Last year, the Boston Public Health Commission launched its Live Long and Well Agenda, an effort aimed at closing life expectancy gaps in the city, like a 23-year gap the commission identified between one census tract in Back Bay and another two miles away in Roxbury. That effort is focused on targeting cardiometabolic diseases, opioid overdoses and preventable cancers by addressing things like social, economic and environmental factors.
At a state level, the Executive Office of Health and Human Services launched its Advancing Health Equity in Massachusetts plan, announced in January 2024. That effort also aims to decrease disparities in life expectancy, with targeted efforts around maternal health and, like the Boston effort, cardiometabolic diseases.
Lomas said she’s thinking about both of those initiatives, and how they can intersect with the work that the NAACP branch is doing. Ongoing city and state efforts make her hopeful, she said.
“It’s our job as the branch to figure out how we fit in and how we can help our branch members just amplify their work so that they know what’s being done,” Lomas said.
The work, broadly, is a “really challenging truth,” she said, and leaves the branch and its health committee with a hefty workload.
Housing access
When it comes to the branch’s housing goals, Smith said addressing Black homeownership and housing costs is an important step to keep communities of color strong and to avoid the negative impacts that gentrification could cause on businesses.
It’s a need that he said is especially true given the high cost of housing in the state.
“Home ownership, that’s a big indicator, but the lower-hanging fruit in that is housing,” Smith said. “This is one of the most expensive places, if not the most expensive place in the United States.”
According to data from Zillow, earlier this year, Massachusetts clocked in with the third highest median home value, after only Hawaii and California, at $635,252.
Faulk said those efforts are tied, as well, to economic development measures to make sure Black residents can afford to be homeowners, a push he said is centered in connecting communities of color to booming industries in the region.
“I think, oftentimes, when we think about housing, we think about it strictly around this lens of affordable housing,” said Faulk. “But a portion of this also has to be, how are we making sure that Boston’s Black residents, Black population, are able to earn a living wage or be able to increase their earning potential so that they can withstand any rises or dips in the housing market?”
That work, he said, will include connecting residents to existing programs aimed at bringing in more residents of color into some of those industries, like a push in recent years to diversify the life science industry of the climate tech space.
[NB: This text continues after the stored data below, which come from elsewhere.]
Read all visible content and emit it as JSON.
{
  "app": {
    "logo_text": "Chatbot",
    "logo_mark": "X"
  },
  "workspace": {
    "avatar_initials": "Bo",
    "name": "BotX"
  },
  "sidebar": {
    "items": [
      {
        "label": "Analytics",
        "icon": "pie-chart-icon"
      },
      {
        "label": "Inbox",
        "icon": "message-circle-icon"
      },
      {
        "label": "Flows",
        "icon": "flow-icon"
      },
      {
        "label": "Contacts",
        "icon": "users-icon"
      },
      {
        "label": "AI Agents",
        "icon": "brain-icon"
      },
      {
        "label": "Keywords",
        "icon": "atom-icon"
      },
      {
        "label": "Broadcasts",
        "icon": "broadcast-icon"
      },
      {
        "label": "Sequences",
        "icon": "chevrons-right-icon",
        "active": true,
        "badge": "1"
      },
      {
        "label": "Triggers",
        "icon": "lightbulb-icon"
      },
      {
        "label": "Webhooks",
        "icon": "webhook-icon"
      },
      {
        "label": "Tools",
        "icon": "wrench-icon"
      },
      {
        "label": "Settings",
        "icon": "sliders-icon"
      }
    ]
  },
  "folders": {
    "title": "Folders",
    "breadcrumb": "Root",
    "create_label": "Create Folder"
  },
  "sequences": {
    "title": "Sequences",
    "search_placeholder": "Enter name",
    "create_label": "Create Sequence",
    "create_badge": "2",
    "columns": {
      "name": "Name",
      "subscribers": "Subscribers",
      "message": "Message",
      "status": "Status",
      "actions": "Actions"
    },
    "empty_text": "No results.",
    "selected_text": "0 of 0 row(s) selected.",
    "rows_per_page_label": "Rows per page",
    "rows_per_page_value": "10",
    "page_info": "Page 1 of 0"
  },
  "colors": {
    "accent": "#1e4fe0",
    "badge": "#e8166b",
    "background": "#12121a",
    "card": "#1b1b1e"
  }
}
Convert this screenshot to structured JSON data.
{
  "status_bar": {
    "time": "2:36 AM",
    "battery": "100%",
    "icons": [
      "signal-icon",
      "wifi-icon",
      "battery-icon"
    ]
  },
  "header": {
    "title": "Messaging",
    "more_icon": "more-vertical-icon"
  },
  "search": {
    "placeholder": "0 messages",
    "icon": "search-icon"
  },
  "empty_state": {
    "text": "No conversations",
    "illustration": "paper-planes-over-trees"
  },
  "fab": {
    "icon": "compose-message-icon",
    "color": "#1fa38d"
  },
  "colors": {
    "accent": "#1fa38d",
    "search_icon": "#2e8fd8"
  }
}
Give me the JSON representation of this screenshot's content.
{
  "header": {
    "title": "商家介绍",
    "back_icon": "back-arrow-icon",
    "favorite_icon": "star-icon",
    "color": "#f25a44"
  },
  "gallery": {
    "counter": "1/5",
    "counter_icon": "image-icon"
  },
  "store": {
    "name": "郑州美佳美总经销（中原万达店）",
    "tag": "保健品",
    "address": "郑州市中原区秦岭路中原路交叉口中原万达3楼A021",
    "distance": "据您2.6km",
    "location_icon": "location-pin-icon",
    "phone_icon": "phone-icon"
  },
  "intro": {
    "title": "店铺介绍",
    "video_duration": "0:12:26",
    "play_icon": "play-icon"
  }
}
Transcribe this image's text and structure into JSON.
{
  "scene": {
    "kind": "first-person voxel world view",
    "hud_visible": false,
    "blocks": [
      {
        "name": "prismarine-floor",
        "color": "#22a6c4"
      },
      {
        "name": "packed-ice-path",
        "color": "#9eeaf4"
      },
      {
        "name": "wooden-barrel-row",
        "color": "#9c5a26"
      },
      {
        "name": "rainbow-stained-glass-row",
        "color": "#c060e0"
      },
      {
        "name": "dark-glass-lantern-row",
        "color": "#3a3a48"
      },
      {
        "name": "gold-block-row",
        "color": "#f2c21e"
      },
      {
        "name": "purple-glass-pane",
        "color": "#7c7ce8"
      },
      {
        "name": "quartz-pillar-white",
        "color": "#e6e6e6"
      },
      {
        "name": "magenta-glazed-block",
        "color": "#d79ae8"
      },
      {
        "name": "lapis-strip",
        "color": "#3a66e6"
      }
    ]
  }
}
Or supporting residents in being a part of the hospitality industry as it bounces back from the COVID-19 pandemic.
“We’re not going to be able to be all things, but we want to make sure in our partnership spaces, we are partnering with organizations and individuals who are in the space of doing this work,” Faulk said.
Community connection
Beyond its three main focus areas, Smith said he has a goal of engaging with more people face-to-face, something he said is especially important to him as the group begins its outreach and research on the report card it intends to create.
Smith said that the group is looking to use this summer to “talk with people — not through Facebook, not through any of these mediums, but really listen to the stories of what’s going on and what’s really affecting our neighbors, our brothers, our sisters.”
Connecting with community members was a priority Lomas and Faulk also listed, with intentions of making sure that residents know about the various programs around those focus areas — like equitable access to health or home ownership — that the branch is focused on.
Smith said he sees that kind of community connection as a longstanding piece of how the NAACP works, which has allowed the group to do “unbelievable things.”
“When you convene, when you’re building your community, you’re knowing what your neighbor’s doing; you’re being one in the same fight,” Smith said.